Kurt hielt mir einen Ausdruck seiner Seite vor Augen, u.a. mit seinem Bild und meiner Anmerkung. 

Der Bildaufbau ist zu wirr, das Auge findet keinen Halt. Es gibt keine scharfe Stelle in dem Bild, außerdem ist es stark farbstichig in Richtung blau. Die Bildecken dunkeln sehr stark ab, evtl. mal Gegenlichtblende oder Filter überprüfen. Die Kompression ist viel zu stark. 
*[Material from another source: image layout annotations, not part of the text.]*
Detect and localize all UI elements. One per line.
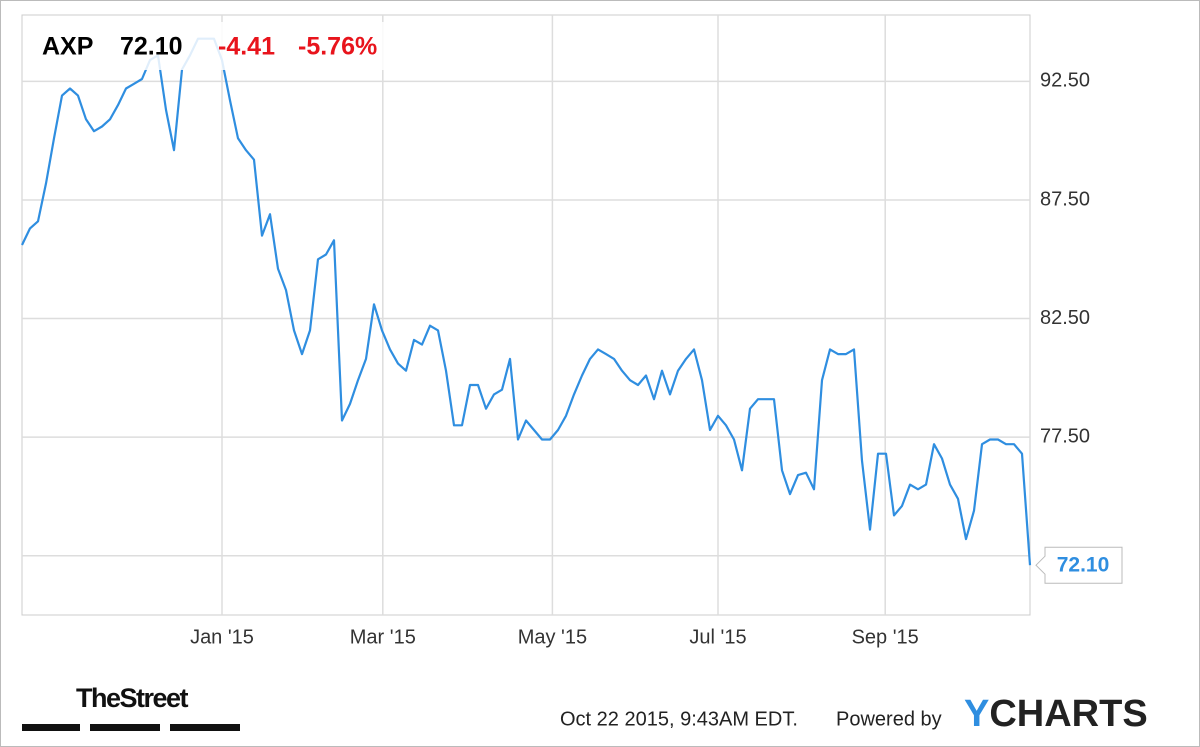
symbol: AXP — [42, 33, 93, 61]
y-tick-label: 77.50 — [1040, 425, 1090, 447]
header-box — [28, 22, 412, 70]
brand: TheStreet — [76, 683, 189, 713]
change-pct: -5.76% — [298, 33, 377, 61]
timestamp: Oct 22 2015, 9:43AM EDT. — [560, 708, 798, 730]
brand-bar — [22, 724, 80, 731]
last-value-box — [1035, 546, 1123, 584]
x-tick-label: May '15 — [518, 626, 587, 648]
brand-bar — [170, 724, 240, 731]
change: -4.41 — [218, 33, 275, 61]
last-value-label: 72.10 — [1057, 554, 1110, 577]
x-tick-label: Sep '15 — [852, 626, 919, 648]
price: 72.10 — [120, 33, 183, 61]
x-tick-label: Jul '15 — [689, 626, 746, 648]
y-tick-label: 87.50 — [1040, 188, 1090, 210]
logo: YCHARTS — [964, 693, 1148, 735]
powered-by: Powered by — [836, 708, 942, 730]
x-tick-label: Jan '15 — [190, 626, 254, 648]
plot-area — [21, 14, 1031, 616]
grid — [22, 15, 1030, 615]
logo-y: Y — [964, 693, 989, 735]
logo-rest: CHARTS — [989, 693, 1147, 735]
brand-bar — [90, 724, 160, 731]
x-tick-label: Mar '15 — [350, 626, 416, 648]
y-tick-label: 92.50 — [1040, 70, 1090, 92]
y-tick-label: 82.50 — [1040, 307, 1090, 329]
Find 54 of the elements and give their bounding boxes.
“Das hat nichts mit konstruktiver Kritik zu tun. Wenn du wissen möchtest, wie konstruktive Kritik zu klingen hat, dann hättest du dich nach den anderen Postern richten müssen.“ 

Ich runzelte die Stirn und sagte: “Also Kurt, da waren doch außer nichtssagenden Floskeln keine hilfreichen Kritiken auf deiner Seite.” 

Kurt schaute auf seine Seite und erwiderte trotzig: “Aha, und was ist dann das hier? Hier steht gleich deutlich als erste Anmerkung >Schönes Bild<.” 

Ich schaute etwas verdutzt: “Und? Was soll denn deiner Meinung nach >Schönes Bild< bedeuten?”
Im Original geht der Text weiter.